Despite all the stereotypes of lower-class Afrikaner racism, there are of course many exceptions. Jannie, who I found begging by the roadside, is married to a 'coloured' (mixed race) woman. Things were fine until his leg was broken in a traffic accident. Since then he has not been able to find work. Gradually, the couple have lost everything. They had to sell their furniture and other possessions and, unable to meet the rent, were forced to leave their house. Now they stay in a dirty room in Johannesburg's inner city district of Hilbrow, notorious for its high crime rate. There is no water and they rely on a primus stove for cooking. Unable to care for their seven-year-old son, he now lives with his grandmother. Life is a daily struggle for survival. Each morning Jannie dons his one good shirt, washed and ironed, and sets off with his wife and their 'Hell is no joke' placard to take up position by the traffic lights. It will be many hours before they have enough money to eat. Then there is the rent to think about.

Many dispossessed whites live a transient lifestyle, their downward-spiralling circumstances forcing them to move from place to place. Many have lost touch with their families and people who might otherwise be able to help them. At the Women's Federation shelter I meet Jenny, who took refuge here after an unhappy relationship. She has family in England and wants to be photographed holding a picture of herself in better times, perhaps in the hope that someone might recognise her and get in touch.
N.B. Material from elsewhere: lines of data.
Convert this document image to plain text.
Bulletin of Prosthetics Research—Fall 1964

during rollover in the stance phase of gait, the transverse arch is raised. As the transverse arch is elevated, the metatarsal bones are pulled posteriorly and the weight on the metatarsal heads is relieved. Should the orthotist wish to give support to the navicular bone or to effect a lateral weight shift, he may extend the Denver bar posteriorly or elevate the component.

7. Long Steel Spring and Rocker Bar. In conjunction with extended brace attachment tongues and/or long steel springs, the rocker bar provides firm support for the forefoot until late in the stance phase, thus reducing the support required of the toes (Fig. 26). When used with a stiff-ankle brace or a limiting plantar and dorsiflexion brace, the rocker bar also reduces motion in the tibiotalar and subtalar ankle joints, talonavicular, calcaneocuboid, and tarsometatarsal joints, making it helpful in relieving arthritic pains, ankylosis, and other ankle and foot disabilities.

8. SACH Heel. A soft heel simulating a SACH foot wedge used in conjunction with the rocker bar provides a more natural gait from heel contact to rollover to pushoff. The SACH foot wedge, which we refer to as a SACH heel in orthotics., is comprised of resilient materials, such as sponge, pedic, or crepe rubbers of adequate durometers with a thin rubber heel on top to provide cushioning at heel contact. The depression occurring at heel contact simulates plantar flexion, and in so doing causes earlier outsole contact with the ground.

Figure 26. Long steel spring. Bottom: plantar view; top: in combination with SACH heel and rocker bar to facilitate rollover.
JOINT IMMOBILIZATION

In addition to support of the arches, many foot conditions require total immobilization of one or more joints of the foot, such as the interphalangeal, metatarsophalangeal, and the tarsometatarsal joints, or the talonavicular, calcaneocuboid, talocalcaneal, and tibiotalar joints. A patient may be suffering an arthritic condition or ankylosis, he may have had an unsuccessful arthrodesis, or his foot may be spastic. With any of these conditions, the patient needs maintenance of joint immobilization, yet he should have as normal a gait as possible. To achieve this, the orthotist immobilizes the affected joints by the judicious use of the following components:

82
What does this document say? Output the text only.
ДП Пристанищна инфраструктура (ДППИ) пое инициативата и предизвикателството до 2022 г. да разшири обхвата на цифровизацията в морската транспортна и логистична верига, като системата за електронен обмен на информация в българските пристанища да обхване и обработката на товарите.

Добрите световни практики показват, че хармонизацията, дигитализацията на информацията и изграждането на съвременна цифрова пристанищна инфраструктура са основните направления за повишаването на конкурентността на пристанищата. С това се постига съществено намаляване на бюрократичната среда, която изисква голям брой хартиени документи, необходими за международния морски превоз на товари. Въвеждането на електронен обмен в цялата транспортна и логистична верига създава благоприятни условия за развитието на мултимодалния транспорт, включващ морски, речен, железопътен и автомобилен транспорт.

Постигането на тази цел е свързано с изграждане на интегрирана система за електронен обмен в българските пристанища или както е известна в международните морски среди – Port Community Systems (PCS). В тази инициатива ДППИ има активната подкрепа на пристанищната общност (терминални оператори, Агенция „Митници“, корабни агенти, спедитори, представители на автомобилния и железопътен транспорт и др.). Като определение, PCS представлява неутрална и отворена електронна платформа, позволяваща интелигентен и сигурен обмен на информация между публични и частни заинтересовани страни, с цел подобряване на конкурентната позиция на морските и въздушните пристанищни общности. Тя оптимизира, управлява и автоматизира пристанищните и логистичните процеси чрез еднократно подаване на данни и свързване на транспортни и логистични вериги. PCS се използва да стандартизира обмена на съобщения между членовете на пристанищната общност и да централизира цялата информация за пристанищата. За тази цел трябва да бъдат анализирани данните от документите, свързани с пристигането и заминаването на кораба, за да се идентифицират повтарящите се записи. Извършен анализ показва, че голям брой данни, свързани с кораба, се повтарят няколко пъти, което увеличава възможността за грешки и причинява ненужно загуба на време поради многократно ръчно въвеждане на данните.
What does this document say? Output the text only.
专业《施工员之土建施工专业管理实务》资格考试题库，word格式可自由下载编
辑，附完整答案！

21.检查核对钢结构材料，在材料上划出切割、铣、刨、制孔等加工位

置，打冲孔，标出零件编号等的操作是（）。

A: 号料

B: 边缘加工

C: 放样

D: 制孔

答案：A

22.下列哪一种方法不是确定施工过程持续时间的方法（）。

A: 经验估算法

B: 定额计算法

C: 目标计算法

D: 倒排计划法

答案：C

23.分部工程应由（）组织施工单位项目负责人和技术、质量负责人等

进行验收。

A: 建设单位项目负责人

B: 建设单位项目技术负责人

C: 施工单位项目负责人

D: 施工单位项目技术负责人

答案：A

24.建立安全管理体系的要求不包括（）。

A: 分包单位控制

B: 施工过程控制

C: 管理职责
When the first government of the new 'Rainbow nation' came to power in 1994, under Nelson Mandela and FW de Klerk, it inherited a legacy of black oppression after more than four decades of white minority rule. In an attempt to redress the inequalities of that regime, new radical policies were instigated to redistribute wealth and hope. Despite this, the majority of whites continue to live in the top income bracket. There is, however, little doubt that the gap between rich and poor is widening among all races. Those whites at the bottom end of the scale have seen the greatest decline in economic standards. Many of these people feel angry and bitter, because their living standards have plummeted in the new South Africa. It is these working-class whites previously protected by apartheid and still clinging to past ideologies who are the least equipped to adapt to current conditions. They are the new victims of apartheid. Hope for this new society lies with their children, many of whom are learning to integrate. When assimilation is complete, for the whites of South Africa, the story of apartheid will finally be over.